Bandstructure Effects in Silicon Nanowire Hole Transport

TL;DR

This paper investigates how bandstructure effects influence hole transport in silicon nanowire FETs, revealing orientation-dependent dispersion shapes, charge distributions, and performance metrics using an atomistic tight-binding model.

Contribution

It introduces a detailed 20-band atomistic tight-binding model to analyze valence band dispersion and transport in silicon nanowire FETs, highlighting orientation and size effects.

Findings

Dispersion shapes vary significantly with orientation and size.

Charge prefers accumulation on (110) and (112) surfaces over (100).

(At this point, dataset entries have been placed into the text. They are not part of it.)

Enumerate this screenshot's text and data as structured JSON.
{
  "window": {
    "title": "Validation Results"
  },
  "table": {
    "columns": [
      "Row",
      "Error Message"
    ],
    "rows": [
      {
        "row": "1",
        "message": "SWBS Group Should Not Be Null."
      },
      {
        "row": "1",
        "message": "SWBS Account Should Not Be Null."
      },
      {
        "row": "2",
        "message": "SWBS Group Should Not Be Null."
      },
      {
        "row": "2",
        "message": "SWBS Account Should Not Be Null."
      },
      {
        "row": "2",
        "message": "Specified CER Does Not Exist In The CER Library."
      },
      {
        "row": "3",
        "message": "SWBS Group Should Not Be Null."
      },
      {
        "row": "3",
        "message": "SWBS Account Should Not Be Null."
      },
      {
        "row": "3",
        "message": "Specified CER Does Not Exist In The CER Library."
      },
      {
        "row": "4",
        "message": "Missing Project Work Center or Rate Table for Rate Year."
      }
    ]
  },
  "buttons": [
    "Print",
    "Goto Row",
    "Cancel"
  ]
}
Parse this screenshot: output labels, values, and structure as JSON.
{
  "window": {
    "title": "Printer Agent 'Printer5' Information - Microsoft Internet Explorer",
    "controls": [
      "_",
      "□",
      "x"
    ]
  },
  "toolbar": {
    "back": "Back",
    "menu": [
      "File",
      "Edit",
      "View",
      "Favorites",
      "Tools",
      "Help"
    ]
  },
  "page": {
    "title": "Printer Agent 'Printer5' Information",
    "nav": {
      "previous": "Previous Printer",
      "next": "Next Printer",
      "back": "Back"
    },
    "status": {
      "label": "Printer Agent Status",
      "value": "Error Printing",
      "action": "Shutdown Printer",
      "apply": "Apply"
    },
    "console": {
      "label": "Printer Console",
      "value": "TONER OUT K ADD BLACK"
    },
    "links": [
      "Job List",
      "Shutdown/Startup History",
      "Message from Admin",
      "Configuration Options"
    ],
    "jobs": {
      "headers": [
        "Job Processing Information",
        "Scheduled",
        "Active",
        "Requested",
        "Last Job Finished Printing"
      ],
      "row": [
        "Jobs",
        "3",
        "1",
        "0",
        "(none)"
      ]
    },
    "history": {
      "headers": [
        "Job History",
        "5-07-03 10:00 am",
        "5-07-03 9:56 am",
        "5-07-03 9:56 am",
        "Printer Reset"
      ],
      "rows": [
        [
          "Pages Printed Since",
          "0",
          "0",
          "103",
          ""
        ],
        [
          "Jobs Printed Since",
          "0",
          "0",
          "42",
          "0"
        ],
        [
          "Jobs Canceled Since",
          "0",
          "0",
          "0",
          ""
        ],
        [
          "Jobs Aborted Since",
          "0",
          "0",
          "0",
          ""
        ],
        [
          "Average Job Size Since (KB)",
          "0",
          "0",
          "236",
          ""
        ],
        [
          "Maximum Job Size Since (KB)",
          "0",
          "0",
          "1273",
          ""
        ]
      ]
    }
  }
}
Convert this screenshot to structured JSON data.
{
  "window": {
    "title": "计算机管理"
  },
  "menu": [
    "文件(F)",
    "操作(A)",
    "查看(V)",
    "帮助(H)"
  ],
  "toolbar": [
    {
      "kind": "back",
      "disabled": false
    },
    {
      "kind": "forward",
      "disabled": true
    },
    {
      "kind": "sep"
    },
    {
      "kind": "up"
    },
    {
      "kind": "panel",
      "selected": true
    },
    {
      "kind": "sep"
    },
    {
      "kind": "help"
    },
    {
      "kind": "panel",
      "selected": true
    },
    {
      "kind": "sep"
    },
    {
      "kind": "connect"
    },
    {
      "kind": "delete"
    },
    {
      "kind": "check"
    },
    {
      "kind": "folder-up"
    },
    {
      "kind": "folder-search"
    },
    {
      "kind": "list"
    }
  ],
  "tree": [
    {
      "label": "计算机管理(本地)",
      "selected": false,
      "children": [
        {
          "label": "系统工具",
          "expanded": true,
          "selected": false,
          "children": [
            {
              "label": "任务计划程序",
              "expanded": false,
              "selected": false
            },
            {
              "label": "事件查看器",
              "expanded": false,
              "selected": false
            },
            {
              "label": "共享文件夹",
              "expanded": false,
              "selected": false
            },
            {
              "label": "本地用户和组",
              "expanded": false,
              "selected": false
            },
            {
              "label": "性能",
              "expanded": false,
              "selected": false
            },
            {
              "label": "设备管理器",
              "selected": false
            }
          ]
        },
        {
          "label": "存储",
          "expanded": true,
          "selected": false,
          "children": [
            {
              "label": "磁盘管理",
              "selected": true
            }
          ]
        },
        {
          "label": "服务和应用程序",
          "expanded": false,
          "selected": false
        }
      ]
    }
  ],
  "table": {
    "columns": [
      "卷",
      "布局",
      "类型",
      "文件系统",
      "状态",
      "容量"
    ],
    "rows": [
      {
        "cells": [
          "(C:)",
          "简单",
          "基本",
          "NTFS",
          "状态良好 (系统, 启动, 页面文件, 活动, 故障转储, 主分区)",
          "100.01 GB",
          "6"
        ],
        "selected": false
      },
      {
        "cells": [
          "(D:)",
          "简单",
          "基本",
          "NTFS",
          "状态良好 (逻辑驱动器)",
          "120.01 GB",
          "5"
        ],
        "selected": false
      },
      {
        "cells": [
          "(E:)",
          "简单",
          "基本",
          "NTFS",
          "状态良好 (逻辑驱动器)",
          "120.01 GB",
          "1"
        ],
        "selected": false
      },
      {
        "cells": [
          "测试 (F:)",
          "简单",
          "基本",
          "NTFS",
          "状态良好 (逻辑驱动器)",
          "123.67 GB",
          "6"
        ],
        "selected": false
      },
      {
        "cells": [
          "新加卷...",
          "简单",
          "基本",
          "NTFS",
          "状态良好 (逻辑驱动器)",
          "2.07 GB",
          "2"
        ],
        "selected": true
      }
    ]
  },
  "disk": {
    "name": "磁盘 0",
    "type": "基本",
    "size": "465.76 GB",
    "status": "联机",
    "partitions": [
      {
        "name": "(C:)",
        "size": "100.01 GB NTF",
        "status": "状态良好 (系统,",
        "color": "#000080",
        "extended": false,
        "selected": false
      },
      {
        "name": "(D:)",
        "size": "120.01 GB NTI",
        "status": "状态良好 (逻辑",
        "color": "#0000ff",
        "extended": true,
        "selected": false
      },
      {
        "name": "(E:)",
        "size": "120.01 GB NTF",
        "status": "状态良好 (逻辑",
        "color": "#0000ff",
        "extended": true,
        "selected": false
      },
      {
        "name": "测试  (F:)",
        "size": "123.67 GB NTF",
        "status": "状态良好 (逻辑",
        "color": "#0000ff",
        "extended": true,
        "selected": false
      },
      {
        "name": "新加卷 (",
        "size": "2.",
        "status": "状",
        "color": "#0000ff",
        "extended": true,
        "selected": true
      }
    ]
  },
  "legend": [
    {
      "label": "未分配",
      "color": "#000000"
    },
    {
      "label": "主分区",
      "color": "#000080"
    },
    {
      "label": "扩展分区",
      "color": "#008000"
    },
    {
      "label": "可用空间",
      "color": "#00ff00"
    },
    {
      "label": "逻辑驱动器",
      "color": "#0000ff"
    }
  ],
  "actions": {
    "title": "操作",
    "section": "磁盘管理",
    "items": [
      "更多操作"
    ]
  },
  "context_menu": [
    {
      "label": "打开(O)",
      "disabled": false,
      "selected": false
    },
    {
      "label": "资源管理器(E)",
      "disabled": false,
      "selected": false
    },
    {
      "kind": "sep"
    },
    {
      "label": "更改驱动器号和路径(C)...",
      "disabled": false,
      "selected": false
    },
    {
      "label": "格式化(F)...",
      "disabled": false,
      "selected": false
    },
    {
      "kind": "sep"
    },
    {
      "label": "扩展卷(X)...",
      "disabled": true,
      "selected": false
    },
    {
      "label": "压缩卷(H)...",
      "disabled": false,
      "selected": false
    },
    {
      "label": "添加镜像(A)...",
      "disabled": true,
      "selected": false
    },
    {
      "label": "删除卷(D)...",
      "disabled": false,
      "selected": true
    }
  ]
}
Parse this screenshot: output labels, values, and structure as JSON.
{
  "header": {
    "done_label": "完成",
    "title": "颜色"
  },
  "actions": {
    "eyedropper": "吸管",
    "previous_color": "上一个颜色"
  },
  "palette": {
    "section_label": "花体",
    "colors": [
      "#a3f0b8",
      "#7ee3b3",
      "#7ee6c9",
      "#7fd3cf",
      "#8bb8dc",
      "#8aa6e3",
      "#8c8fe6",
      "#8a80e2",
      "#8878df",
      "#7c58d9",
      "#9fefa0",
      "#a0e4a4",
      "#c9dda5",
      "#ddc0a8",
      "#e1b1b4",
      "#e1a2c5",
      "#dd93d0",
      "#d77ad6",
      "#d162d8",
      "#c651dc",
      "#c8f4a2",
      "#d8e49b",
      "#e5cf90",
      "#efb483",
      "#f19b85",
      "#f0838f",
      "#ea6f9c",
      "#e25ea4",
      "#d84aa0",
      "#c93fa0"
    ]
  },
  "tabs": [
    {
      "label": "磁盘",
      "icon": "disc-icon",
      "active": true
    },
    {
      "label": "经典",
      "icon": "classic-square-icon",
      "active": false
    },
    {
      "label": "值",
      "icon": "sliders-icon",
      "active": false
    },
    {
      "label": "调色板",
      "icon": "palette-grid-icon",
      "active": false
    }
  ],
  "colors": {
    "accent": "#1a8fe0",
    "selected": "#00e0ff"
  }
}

[111] and [110] nanowires show higher carrier velocities and better ON-current.

Abstract

Bandstructure effects in PMOS transport of strongly quantized silicon nanowire field-effect-transistors (FET) in various transport orientations are examined. A 20-band sp3d5s* spin-orbit-coupled (SO) atomistic tight-binding model coupled to a self consistent Poisson solver is used for the valence band dispersion calculation. A ballistic FET model is used to evaluate the capacitance and current-voltage characteristics. The dispersion shapes and curvatures are strong functions of device size, lattice orientation, and bias, and cannot be described within the effective mass approximation. The anisotropy of the confinement mass in the different quantization directions can cause the charge to preferably accumulate in the (110) and secondly on the (112) rather than (100) surfaces, leading to significant charge distributions for different wire orientations. The total gate capacitance of the nanowire FET devices is, however, very similar for all wires in all the transport orientations investigated ([100], [110], [111]), and is degraded from the oxide capacitance by ~30%. The [111] and secondly the [110] oriented nanowires indicate highest carrier velocities and better ON-current performance compared to [100] wires. The dispersion features and quantization behavior, although a complicated function of physical and electrostatic confinement, can be explained at first order by looking at the anisotropic shape of the heavy-hole valence band.